Cybercriminals and fraudsters are exploiting the DeFi craze to scam people with their hard-earned cryptocurrency tokens, experts have warned.
Sophos cybersecurity researchers have uncovered an ongoing campaign that preys on those unfamiliar with the nascent crypto space that is decentralized finance (DeFi), and slowly drains their funds until there is nothing left. nothing.
Sophos is calling the new campaigns “Liquidity Mining Scams” and has urged anyone involved in crypto trading to be wary of the offer that sounds too good to be true.
Win millions or lose thousands?
The rise of blockchain has given rise to so-called “smart contracts” – essentially pieces of code that act as an intermediary and allow two parties to engage in a transaction of value, when certain conditions are met, without the need for an intermediary.
With the help of smart contracts, decentralized finance was born – an umbrella term that covers a number of services usually offered by centralized entities (trading, lending, etc.). When it comes to trading cryptocurrencies in a decentralized environment, there needs to be a pool of liquidity for both currencies being traded.

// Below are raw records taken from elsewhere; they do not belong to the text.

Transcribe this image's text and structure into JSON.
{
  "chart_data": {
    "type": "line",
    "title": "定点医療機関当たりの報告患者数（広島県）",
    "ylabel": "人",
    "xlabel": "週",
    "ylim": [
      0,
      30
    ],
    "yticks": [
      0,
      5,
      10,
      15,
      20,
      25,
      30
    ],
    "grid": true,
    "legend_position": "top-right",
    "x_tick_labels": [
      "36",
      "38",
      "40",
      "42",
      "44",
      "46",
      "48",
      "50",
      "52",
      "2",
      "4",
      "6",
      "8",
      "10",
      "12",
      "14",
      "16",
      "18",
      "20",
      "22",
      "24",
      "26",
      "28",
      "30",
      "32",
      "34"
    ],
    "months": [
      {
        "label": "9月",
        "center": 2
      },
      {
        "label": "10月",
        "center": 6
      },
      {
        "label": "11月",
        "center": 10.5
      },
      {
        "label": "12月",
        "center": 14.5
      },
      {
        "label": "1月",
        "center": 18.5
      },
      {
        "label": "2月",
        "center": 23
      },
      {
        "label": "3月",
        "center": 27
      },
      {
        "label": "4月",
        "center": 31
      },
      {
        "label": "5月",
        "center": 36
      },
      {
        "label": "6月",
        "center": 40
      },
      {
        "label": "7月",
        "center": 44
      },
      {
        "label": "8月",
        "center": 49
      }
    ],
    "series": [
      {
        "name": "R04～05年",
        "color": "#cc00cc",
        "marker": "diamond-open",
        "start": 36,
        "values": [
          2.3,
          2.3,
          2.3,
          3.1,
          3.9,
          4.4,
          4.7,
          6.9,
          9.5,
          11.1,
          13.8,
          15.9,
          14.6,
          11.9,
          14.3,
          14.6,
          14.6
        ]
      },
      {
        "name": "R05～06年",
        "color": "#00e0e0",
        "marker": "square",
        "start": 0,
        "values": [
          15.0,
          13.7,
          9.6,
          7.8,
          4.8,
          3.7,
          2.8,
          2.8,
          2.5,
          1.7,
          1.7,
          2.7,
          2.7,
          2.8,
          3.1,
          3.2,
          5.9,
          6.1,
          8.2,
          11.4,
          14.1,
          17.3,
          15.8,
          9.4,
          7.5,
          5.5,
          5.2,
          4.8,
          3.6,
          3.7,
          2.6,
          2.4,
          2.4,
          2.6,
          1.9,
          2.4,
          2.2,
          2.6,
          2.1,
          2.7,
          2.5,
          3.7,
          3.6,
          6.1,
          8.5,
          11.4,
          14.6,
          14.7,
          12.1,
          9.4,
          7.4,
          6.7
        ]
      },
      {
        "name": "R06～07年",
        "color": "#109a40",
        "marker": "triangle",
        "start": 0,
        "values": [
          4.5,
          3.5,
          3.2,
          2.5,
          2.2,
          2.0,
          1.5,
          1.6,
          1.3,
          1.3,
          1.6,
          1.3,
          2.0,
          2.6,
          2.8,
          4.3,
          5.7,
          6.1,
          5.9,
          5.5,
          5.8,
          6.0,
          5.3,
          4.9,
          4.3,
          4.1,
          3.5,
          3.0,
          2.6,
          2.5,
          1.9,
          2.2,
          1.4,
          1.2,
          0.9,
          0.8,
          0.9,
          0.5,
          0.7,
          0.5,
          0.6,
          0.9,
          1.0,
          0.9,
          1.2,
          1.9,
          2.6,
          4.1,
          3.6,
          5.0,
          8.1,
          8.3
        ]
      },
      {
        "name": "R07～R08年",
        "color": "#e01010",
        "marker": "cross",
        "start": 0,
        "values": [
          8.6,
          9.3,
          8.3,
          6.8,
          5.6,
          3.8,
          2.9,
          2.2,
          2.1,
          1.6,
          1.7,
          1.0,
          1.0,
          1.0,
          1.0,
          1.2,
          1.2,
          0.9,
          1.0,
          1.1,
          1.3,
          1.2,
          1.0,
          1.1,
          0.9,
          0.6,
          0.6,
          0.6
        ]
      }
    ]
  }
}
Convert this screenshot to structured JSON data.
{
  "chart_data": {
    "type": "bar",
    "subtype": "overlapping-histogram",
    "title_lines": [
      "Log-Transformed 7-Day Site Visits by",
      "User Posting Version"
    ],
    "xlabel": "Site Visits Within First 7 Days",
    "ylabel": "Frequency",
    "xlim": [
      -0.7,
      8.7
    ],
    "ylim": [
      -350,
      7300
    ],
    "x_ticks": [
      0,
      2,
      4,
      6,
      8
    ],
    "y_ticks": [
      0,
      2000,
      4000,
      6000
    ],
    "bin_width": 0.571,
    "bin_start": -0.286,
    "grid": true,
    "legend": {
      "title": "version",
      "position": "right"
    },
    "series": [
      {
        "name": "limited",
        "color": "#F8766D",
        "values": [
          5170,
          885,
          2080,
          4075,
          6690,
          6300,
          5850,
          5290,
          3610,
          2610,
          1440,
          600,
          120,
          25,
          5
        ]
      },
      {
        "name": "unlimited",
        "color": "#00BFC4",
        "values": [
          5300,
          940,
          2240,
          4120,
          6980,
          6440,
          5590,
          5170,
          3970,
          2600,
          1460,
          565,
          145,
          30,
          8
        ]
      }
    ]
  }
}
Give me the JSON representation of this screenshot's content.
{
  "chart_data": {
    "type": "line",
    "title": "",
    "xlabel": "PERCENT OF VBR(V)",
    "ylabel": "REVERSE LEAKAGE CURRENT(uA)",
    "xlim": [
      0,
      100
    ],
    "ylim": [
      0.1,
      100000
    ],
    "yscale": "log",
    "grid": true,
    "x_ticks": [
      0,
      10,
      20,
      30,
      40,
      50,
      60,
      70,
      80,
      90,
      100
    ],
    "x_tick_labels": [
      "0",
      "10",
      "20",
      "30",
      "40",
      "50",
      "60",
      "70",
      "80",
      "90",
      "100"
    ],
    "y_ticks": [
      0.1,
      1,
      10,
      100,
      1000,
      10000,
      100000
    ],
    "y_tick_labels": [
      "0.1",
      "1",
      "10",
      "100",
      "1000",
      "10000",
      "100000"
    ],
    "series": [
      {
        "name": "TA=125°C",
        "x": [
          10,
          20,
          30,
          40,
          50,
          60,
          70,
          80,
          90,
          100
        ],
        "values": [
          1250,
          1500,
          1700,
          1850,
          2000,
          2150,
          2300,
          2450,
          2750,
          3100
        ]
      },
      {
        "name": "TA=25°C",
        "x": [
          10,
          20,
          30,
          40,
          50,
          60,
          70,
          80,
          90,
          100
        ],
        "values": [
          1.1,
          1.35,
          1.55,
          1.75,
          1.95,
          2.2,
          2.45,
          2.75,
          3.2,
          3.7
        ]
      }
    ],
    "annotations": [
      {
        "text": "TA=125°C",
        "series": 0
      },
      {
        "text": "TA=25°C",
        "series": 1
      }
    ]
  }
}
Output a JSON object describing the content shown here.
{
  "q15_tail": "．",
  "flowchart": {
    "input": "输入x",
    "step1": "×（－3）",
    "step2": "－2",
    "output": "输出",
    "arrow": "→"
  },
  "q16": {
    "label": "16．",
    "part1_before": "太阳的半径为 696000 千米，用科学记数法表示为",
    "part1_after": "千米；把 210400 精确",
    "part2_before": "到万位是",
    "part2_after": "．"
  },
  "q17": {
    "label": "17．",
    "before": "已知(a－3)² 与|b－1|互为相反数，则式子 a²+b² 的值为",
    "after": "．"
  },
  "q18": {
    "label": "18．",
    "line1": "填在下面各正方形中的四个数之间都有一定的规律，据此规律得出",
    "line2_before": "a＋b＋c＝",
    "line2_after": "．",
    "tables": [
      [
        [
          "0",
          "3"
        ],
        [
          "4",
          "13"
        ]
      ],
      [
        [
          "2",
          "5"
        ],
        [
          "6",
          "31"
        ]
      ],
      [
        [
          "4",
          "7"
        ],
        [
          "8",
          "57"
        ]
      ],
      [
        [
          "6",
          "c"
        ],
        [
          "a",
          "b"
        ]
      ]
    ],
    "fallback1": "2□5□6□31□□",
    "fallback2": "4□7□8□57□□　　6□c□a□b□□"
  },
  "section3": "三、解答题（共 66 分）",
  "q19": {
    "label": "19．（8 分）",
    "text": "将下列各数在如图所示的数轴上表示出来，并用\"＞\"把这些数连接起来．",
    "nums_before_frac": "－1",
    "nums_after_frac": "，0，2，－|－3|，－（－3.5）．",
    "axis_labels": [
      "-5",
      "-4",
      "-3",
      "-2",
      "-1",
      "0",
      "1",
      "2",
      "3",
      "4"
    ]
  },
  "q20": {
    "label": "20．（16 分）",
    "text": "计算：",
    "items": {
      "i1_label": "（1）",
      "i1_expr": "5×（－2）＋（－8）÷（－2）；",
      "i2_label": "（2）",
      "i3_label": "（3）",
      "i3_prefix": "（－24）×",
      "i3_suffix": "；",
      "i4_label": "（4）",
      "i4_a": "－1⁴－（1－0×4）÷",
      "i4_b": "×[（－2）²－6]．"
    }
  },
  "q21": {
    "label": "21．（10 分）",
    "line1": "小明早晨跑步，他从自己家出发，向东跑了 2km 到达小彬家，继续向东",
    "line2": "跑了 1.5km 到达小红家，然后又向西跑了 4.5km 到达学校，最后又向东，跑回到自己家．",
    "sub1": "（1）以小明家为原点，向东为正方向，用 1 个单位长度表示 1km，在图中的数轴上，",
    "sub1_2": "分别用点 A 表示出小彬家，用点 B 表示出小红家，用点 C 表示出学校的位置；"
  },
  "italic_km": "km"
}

Users are incentivized to provide this liquidity (lending their coins, essentially) by receiving a percentage of trading fees associated with a specific DeFi protocol, among other things. To do this, they often need to connect their crypto wallets (e.g. MetaMask), with the DeFi protocol.
And that’s where the scammers come in. Sophos says they will create fake apps, fake protocols or fake tokens, and reach potential targets through social media using fake identities. After a little innocent chat, they will try to persuade the victim to provide liquidity for a certain pair of cryptocurrencies that seem to promise great returns.
They will even generate fake reports to further convince the victim of big winnings and in some cases they will even allow early withdrawals. However, they will induce the victim to keep investing big, in order to earn even more. In reality, however, the target’s victims were exhausted until there was nothing left.
Once targets were taken for all they had, attackers simply vanished into thin air.